How 'Rock Star' Became a Business Buzzword
HughPickens.com writes: Carina Chocano writes in the NYT that once, a long time ago, a rock star was a free-spirited, convention-flouting artist/rebel/hero/Dionysian fertility god who fronted a world-famous band, sold millions of records and headlined stadium concerts where people were trampled in frenzies of cultlike fervor. Now 'rock star'' has made a complete about-face and in its new incarnation, it is more likely to refer to a programmer, salesperson, social-media strategist, business-to-business telemarketer, recruiter, management consultant or celebrity pastry chef than to a person in a band. The term has become shorthand for a virtuosity so exalted it borders on genius — only for some repetitive, detail-oriented task. According to Chocano, posting a listing for a job for which only ''rock stars'' need apply casts an H.R. manager as a kind of corporate Svengali; "That nobody is looking for a front-end developer who is addicted to heroin or who bites the heads off doves in conference rooms goes without saying. Pretty much anyone can be a ''rock star'' these days — except actual rock stars, who are encouraged to think of themselves as brands."

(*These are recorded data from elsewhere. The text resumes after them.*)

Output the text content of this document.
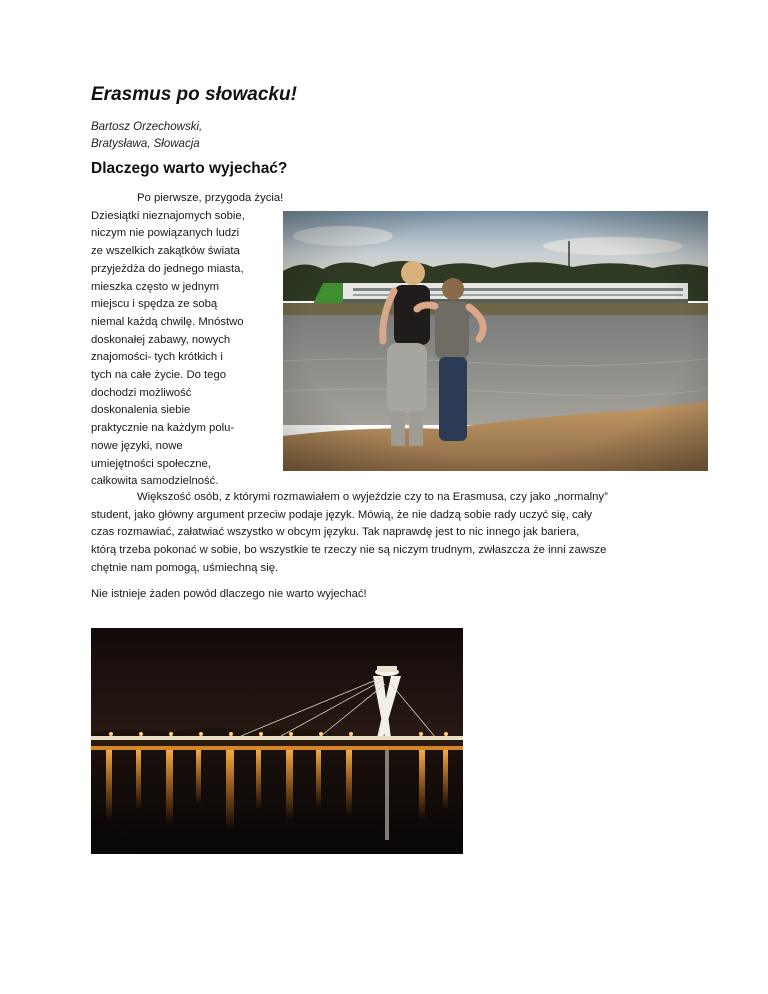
Erasmus po słowacku!
Bartosz Orzechowski,
Bratysława, Słowacja
Dlaczego warto wyjechać?
Po pierwsze, przygoda życia!
Dziesiątki nieznajomych sobie,
niczym nie powiązanych ludzi
ze wszelkich zakątków świata
przyjeżdża do jednego miasta,
mieszka często w jednym
miejscu i spędza ze sobą
niemal każdą chwilę. Mnóstwo
doskonałej zabawy, nowych
znajomości- tych krótkich i
tych na całe życie. Do tego
dochodzi możliwość
doskonalenia siebie
praktycznie na każdym polu-
nowe języki, nowe
umiejętności społeczne,
całkowita samodzielność.
Większość osób, z którymi rozmawiałem o wyjeździe czy to na Erasmusa, czy jako „normalny”
student, jako główny argument przeciw podaje język. Mówią, że nie dadzą sobie rady uczyć się, cały
czas rozmawiać, załatwiać wszystko w obcym języku. Tak naprawdę jest to nic innego jak bariera,
którą trzeba pokonać w sobie, bo wszystkie te rzeczy nie są niczym trudnym, zwłaszcza że inni zawsze
chętnie nam pomogą, uśmiechną się.
Nie istnieje żaden powód dlaczego nie warto wyjechać!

Ego branding for the sake of hiring egotistical developers and analysts. Therein lies the rub.
A "rock star" can be a real thing. It could be someone who continually, and repeatedly, produces great work that impacts the entire community. These people exist most don't want the branding. But companies can't hire them; they're too expensive.
So the "rock star" became the one-hit wonder person. Someone who released a nifty script on github and gave a con talk on it. Two years ago.
Slowly, over time, that rock star status has turned into "most influential". That is, those with the most twitter followers, regardless of how good they are at their craft. Don't know anything beyond basic Ruby coding and lack knowledge of security programming... but have 50K followers? Rock Star! HIRED!
Considering oneself a rock star in order to apply for such a job breaks the whole "No Asshole Rule" for hiring.